В просторной мастерской стало тихо. Златоуст видел, что друг его глубоко взволнован.
— Да, — коротко сказал он, — я рад этому. Но уже время обеда, тебе пора идти.
Девятнадцатая глава
Два года трудился Златоуст над своим произведением, и со второго года Эрих окончательно перешел к нему в ученики. Украшая резьбой лестницу, он создал маленький рай; весь отдаваясь работе, он изобразил прелестные заросли деревьев, кустов и трав, на ветвях сидели птицы, отовсюду выглядывали туловища и головы животных. В центре этого мирно раскинувшегося первобытного сада он изобразил сцены из жизни патриархов. Редко прерывалась его прилежная работа. Редко наступал день, когда он не мог работать, когда
Однажды он задумчиво сказал:
— Я многому учусь у тебя, Златоуст. Я начинаю понимать, что есть искусство. Раньше мне казалось, что его, в отличие от мышления и науки, нельзя принимать всерьез. Я размышлял примерно так: поскольку человек представляет собой сомнительную смесь духа и материи, поскольку дух открывает ему взгляд на вечность, а материя тянет вниз и привязывает к преходящему, ему нужно устремляться от чувственного к духовному, дабы возвысить свою жизнь и придать ей смысл. Я, правда, привычно утверждал, что высоко ценю искусство, на деле же относился к нему с высокомерием и смотрел на него сверху вниз. Только теперь я понял, что к познанию ведут многие пути и что путь духа не единственный и, вероятно, не самый лучший. Да, это мой путь, и я на нем останусь. Но я вижу, как ты на противоположном пути, на пути чувств, столь же глубоко постигаешь тайну бытия и выражаешь ее значительно живее, чем большинство мыслителей.
— Теперь ты понимаешь, — сказал Златоуст, — почему я не могу уразуметь, что значит мыслить, ничего при этом не представляя?
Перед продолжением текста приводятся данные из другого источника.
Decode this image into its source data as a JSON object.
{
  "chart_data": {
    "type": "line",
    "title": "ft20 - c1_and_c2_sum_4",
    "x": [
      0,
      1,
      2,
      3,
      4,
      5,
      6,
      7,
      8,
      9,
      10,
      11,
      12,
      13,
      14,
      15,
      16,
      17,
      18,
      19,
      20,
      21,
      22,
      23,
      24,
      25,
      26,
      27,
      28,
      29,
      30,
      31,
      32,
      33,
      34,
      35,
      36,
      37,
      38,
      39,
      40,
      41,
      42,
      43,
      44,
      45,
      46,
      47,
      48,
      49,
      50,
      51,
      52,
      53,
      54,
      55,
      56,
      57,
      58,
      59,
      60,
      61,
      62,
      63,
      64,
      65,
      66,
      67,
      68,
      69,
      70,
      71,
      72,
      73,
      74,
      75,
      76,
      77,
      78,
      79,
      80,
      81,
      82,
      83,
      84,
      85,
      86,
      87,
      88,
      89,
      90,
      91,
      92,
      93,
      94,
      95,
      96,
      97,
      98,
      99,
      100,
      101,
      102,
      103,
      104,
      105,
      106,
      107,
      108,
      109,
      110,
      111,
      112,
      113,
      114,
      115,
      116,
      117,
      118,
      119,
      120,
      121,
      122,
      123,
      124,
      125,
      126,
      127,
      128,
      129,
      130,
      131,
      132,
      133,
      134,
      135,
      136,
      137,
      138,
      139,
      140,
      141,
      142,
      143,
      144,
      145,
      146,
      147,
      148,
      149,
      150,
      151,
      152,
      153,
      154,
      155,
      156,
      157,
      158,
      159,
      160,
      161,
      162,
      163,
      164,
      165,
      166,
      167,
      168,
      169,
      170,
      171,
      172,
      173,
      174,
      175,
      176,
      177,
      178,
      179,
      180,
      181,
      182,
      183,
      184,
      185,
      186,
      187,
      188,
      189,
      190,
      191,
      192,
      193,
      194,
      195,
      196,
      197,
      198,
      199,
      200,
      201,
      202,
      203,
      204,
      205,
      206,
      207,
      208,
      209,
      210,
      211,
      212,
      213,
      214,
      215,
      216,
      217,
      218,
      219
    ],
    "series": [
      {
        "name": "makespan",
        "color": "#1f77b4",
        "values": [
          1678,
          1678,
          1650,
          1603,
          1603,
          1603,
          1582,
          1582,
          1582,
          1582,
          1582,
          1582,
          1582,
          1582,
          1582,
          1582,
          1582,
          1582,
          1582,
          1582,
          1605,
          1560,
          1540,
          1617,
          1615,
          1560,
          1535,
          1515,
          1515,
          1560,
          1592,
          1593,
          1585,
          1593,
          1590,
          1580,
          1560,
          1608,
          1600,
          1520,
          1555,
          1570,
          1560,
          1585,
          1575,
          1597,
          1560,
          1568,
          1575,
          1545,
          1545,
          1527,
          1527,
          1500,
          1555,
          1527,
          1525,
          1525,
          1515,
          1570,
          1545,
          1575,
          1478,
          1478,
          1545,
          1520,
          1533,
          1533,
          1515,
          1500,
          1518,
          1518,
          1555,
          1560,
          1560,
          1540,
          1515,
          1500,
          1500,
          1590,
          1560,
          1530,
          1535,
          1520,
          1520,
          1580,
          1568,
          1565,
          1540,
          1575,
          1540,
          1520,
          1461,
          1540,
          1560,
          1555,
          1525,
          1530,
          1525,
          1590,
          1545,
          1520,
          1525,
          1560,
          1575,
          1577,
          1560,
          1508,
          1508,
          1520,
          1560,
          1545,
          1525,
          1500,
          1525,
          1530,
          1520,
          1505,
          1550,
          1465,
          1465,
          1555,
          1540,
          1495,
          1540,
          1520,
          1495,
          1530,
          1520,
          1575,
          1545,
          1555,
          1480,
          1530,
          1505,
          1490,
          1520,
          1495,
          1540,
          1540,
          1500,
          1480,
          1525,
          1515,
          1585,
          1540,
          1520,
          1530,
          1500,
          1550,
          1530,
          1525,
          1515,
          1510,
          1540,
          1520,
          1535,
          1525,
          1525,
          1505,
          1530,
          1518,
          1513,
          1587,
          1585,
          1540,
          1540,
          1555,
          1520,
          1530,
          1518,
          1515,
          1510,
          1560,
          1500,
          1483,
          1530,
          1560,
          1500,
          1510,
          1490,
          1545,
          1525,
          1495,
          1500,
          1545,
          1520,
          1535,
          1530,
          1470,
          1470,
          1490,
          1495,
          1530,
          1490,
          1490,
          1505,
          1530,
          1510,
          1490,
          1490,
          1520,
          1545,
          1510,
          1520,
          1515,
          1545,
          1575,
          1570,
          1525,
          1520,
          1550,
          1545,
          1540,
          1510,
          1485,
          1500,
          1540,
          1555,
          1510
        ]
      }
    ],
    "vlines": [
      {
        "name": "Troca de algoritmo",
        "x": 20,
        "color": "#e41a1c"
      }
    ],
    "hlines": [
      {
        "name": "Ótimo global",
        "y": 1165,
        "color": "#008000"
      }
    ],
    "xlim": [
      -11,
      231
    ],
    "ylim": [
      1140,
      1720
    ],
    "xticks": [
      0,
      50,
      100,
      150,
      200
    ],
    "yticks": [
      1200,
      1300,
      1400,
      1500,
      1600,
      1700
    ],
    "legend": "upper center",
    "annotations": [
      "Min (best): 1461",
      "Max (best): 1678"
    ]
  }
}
— Это я понял давно. Наше мышление — это постоянное абстрагирование, отрицание чувственного опыта, попытка построить чисто духовный мир. Ты же принимаешь близко к сердцу все самое непостоянное и бренное и возвещаешь, что смысл жизни именно в преходящем. Ты не можешь отвлечься от него, ты отдаешься ему целиком, и благодаря этой самоотдаче оно обретает для тебя высший смысл, становится символом вечного. Мы, философы, пытаемся приблизиться к Богу, абстрагируя его от мира. Ты приближаешься к нему, любя и заново воссоздавая его творения. То и другое свойственно человеку, то и другое недостаточно, но искусство менее отягощено виной.
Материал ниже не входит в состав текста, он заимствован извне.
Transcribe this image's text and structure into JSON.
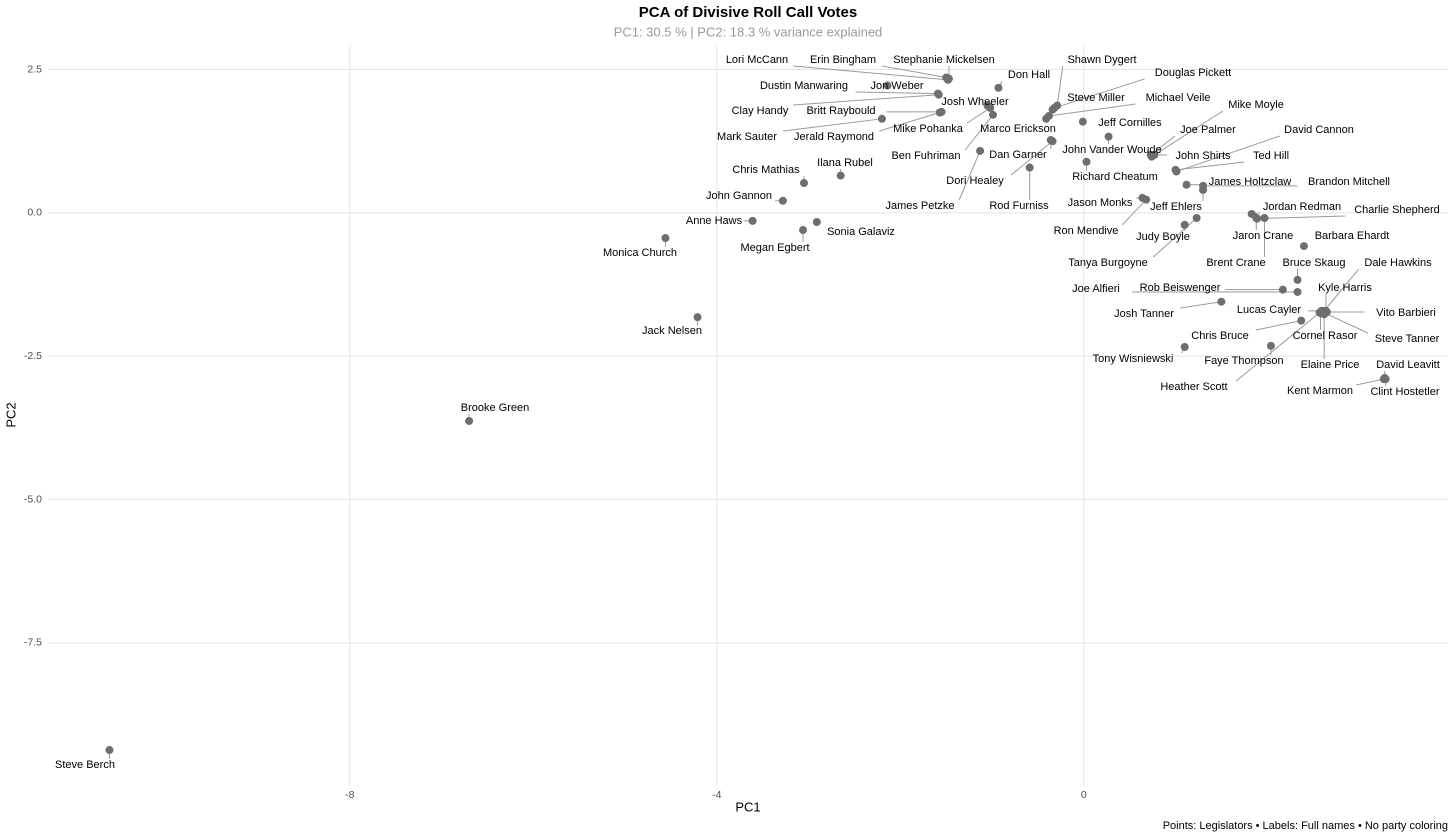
{
  "chart_data": {
    "type": "scatter",
    "title": "PCA of Divisive Roll Call Votes",
    "subtitle": "PC1: 30.5 % | PC2: 18.3 % variance explained",
    "x_label": "PC1",
    "y_label": "PC2",
    "caption": "Points: Legislators • Labels: Full names • No party coloring",
    "color": "#6e6e6e",
    "grid": true,
    "xlim": [
      -11.29,
      3.97
    ],
    "ylim": [
      -9.98,
      2.91
    ],
    "xticks": [
      -8,
      -4,
      {
        "value": 0,
        "label": "0"
      }
    ],
    "yticks": [
      2.5,
      {
        "value": 0,
        "label": "0.0"
      },
      -2.5,
      {
        "value": -5,
        "label": "-5.0"
      },
      -7.5
    ],
    "labels": [
      "Steve Berch",
      "Brooke Green",
      "Jack Nelsen",
      "Monica Church",
      "Anne Haws",
      "Megan Egbert",
      "Sonia Galaviz",
      "John Gannon",
      "Chris Mathias",
      "Ilana Rubel",
      "Lori McCann",
      "Erin Bingham",
      "Stephanie Mickelsen",
      "Jon Weber",
      "Dustin Manwaring",
      "Clay Handy",
      "Josh Wheeler",
      "Britt Raybould",
      "Mark Sauter",
      "Jerald Raymond",
      "Mike Pohanka",
      "Ben Fuhriman",
      "Don Hall",
      "Shawn Dygert",
      "Douglas Pickett",
      "Steve Miller",
      "Michael Veile",
      "Marco Erickson",
      "Jeff Cornilles",
      "John Vander Woude",
      "Dan Garner",
      "Dori Healey",
      "James Petzke",
      "Rod Furniss",
      "Richard Cheatum",
      "Mike Moyle",
      "Joe Palmer",
      "John Shirts",
      "David Cannon",
      "Ted Hill",
      "James Holtzclaw",
      "Brandon Mitchell",
      "Jason Monks",
      "Jeff Ehlers",
      "Ron Mendive",
      "Judy Boyle",
      "Tanya Burgoyne",
      "Jordan Redman",
      "Charlie Shepherd",
      "Jaron Crane",
      "Brent Crane",
      "Barbara Ehardt",
      "Bruce Skaug",
      "Dale Hawkins",
      "Kyle Harris",
      "Joe Alfieri",
      "Rob Beiswenger",
      "Lucas Cayler",
      "Vito Barbieri",
      "Steve Tanner",
      "Josh Tanner",
      "Chris Bruce",
      "Cornel Rasor",
      "Elaine Price",
      "Tony Wisniewski",
      "Faye Thompson",
      "Heather Scott",
      "David Leavitt",
      "Kent Marmon",
      "Clint Hostetler"
    ],
    "x": [
      -10.62,
      -6.7,
      -4.21,
      -4.56,
      -3.61,
      -3.06,
      -2.91,
      -3.28,
      -3.05,
      -2.65,
      -1.48,
      -1.5,
      -1.47,
      -2.14,
      -1.59,
      -1.58,
      -1.05,
      -1.55,
      -2.2,
      -1.57,
      -1.02,
      -0.99,
      -0.93,
      -0.29,
      -0.32,
      -0.34,
      -0.38,
      -0.41,
      -0.01,
      0.27,
      -0.36,
      -0.34,
      -1.13,
      -0.59,
      0.03,
      0.74,
      0.73,
      0.77,
      1.01,
      1.0,
      1.12,
      1.3,
      0.64,
      1.3,
      0.68,
      1.1,
      1.23,
      1.83,
      1.89,
      1.88,
      1.97,
      2.4,
      2.33,
      2.62,
      2.64,
      2.33,
      2.17,
      2.59,
      2.65,
      2.63,
      1.5,
      2.37,
      2.58,
      2.62,
      1.1,
      2.04,
      2.57,
      3.28,
      3.27,
      3.29
    ],
    "values": [
      -9.37,
      -3.63,
      -1.82,
      -0.44,
      -0.14,
      -0.3,
      -0.16,
      0.21,
      0.52,
      0.65,
      2.32,
      2.36,
      2.34,
      2.22,
      2.08,
      2.06,
      1.87,
      1.76,
      1.64,
      1.75,
      1.83,
      1.71,
      2.18,
      1.87,
      1.83,
      1.8,
      1.69,
      1.64,
      1.59,
      1.33,
      1.27,
      1.25,
      1.08,
      0.79,
      0.89,
      0.98,
      1.01,
      1.01,
      0.72,
      0.75,
      0.49,
      0.47,
      0.26,
      0.4,
      0.23,
      -0.21,
      -0.09,
      -0.02,
      -0.1,
      -0.09,
      -0.09,
      -0.58,
      -1.17,
      -1.71,
      -1.71,
      -1.38,
      -1.34,
      -1.71,
      -1.73,
      -1.75,
      -1.55,
      -1.88,
      -1.75,
      -1.77,
      -2.34,
      -2.32,
      -1.74,
      -2.88,
      -2.9,
      -2.9
    ]
  }
}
— Не знаю, Нарцисс. Но, судя по всему, вы, философы и теологи, все же лучше умеете справляться с жизнью и побеждать отчаяние. Я давно уже не завидую твоим знаниям, друже, но я завидую твоему спокойствию, твоей уравновешенности и умиротворенности.
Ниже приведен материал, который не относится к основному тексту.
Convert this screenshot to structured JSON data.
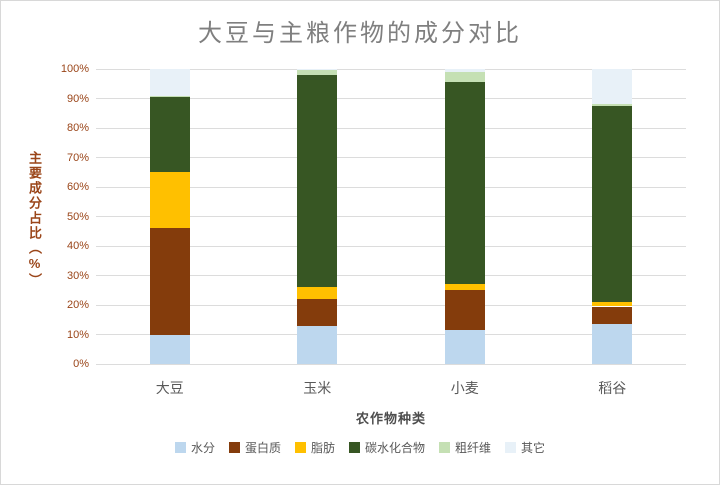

— Можешь не завидовать, Златоуст. Умиротворенности, как ты ее понимаешь, не существует. Да, существует мир в душе, но не такой, который, однажды поселившись в нас, живет там постоянно. Существует только такой мир, который нужно завоевывать в неустанной борьбе, завоевывать изо дня в день сызнова. Тебе не видны мои споры, ты не знаешь ни о моей борьбе за письменным столом, ни о моей борьбе в келье для молитв. И хорошо, что не знаешь. Ты только видишь, что я меньше тебя подвержен перепадам настроения, и считаешь это умиротворенностью. Но это борьба, это борьба и жертва, как всякая достойная жизнь, в том числе и твоя.
— Не будем спорить об этом. Ты же видишь не все мои битвы. И я не знаю, можешь ли ты понять, каково бывает у меня на сердце, когда я думаю о том, что эта работа скоро будет закончена. Ее унесут и установят, скажут в мой адрес несколько хвалебных слов, и я вернусь в свою опустевшую мастерскую, удрученный всем тем, что не удалось в моем творении и что вы, другие, просто не в состоянии заметить, и душа моя будет такой же опустошенной и ограбленной, как эта мастерская.
— Может быть и так, — сказал Нарцисс, — никто из нас не может до конца понять другого. Но всем нам, людям доброй воли, свойственно вот что: завершив труд, мы стыдимся его, готовы каждый раз начать все сначала, готовы приносить новые жертвы.